Commentary: Governance: Ce Os Catch Up With Shareholder Activistsby
For more than a decade, Nell Minow has been at the forefront of shareholder activism. The principal of investment fund Lens Inc. has lobbed more than her fair share of verbal grenades at entrenched managements and their boards of directors, charging they aren't sufficiently responsive to shareholders.
So it comes as a surprise that Minow finds herself in general agreement with Big Business. That's the upshot of the Sept. 10 release of the Business Roundtable's statement on corporate governance. Says Minow: "I'm not on the fringe anymore."
Indeed, the biggest news in the Roundtable's report may be that once radical ideas about corporate governance are now firmly in the mainstream--and are accepted by a group made up of 200 CEOs of the nation's largest corporations and headed by the chieftains of Caterpillar, Johnson & Johnson, Chase Manhattan, and General Motors.

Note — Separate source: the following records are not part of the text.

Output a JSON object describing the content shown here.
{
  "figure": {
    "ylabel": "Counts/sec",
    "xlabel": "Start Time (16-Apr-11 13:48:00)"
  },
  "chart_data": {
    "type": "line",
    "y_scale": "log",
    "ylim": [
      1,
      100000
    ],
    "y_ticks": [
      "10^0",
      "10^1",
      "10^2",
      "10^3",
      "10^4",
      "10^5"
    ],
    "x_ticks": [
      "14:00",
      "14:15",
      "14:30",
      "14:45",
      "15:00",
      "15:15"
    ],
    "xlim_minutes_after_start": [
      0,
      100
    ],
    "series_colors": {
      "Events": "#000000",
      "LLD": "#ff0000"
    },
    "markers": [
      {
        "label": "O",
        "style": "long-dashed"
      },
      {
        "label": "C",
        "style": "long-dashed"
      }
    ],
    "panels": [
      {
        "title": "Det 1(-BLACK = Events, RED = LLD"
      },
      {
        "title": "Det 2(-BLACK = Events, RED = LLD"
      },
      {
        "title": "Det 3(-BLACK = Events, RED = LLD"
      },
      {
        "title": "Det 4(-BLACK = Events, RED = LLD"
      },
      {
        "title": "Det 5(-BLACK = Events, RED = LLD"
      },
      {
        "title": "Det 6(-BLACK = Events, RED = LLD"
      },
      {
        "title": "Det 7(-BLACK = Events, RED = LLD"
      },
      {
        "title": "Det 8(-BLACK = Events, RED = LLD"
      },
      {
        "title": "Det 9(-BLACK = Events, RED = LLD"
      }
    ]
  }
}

STOCKHOLDERS FIRST. The document offers little in the way of new ideas about governance. But it acknowledges that "the paramount duty" of management and the board is to the shareholders and not to such other stakeholders as employees, customers, suppliers, and the community. It also urges that boards be composed of a "substantial majority" of outside directors and that they meet at least once a year without the CEO or other inside directors present.
Parts of the document even sound as if they could have come from a speech by Minow or governance guru Ira M. Millstein, who in 1996 headed a panel of the National Association of Corporate Directors that issued its own guidelines. The Roundtable now agrees that it's up to the board--not the CEO alone--to nominate new directors and that a board's nominating committee should include only outside directors. It calls for boards to evaluate CEO performance every year.
The last time the Roundtable tackled the subject of governance was in 1990. Then, its recommendations were so general as to be nearly meaningless. Few expected better in 1997. "That group creating guidelines for governance is like a group of foxes creating rules for rushing into the henhouse," says Charles M. Elson, a governance expert and a professor at Stetson University School of Law.
This time around, however, a task force headed by Chase Manhattan Chairman Walter V. Shipley brought the Roundtable to many positions long advocated by activists. Still, the group shies away from endorsing "best practices" as a rigid tool for governance. "The substance of corporate governance and how it works is more important than the form or structure of it," insists Shipley.
Undoubtedly, some corporate-governance experts will say the directives don't go far enough. For example, the Roundtable opposes term limits for directors, a popular technique for keeping companies open to new ideas. But Minow and other activists find plenty to applaud. With top American CEOs calling for reform, governance is achieving the prominence on management's agenda it has long deserved.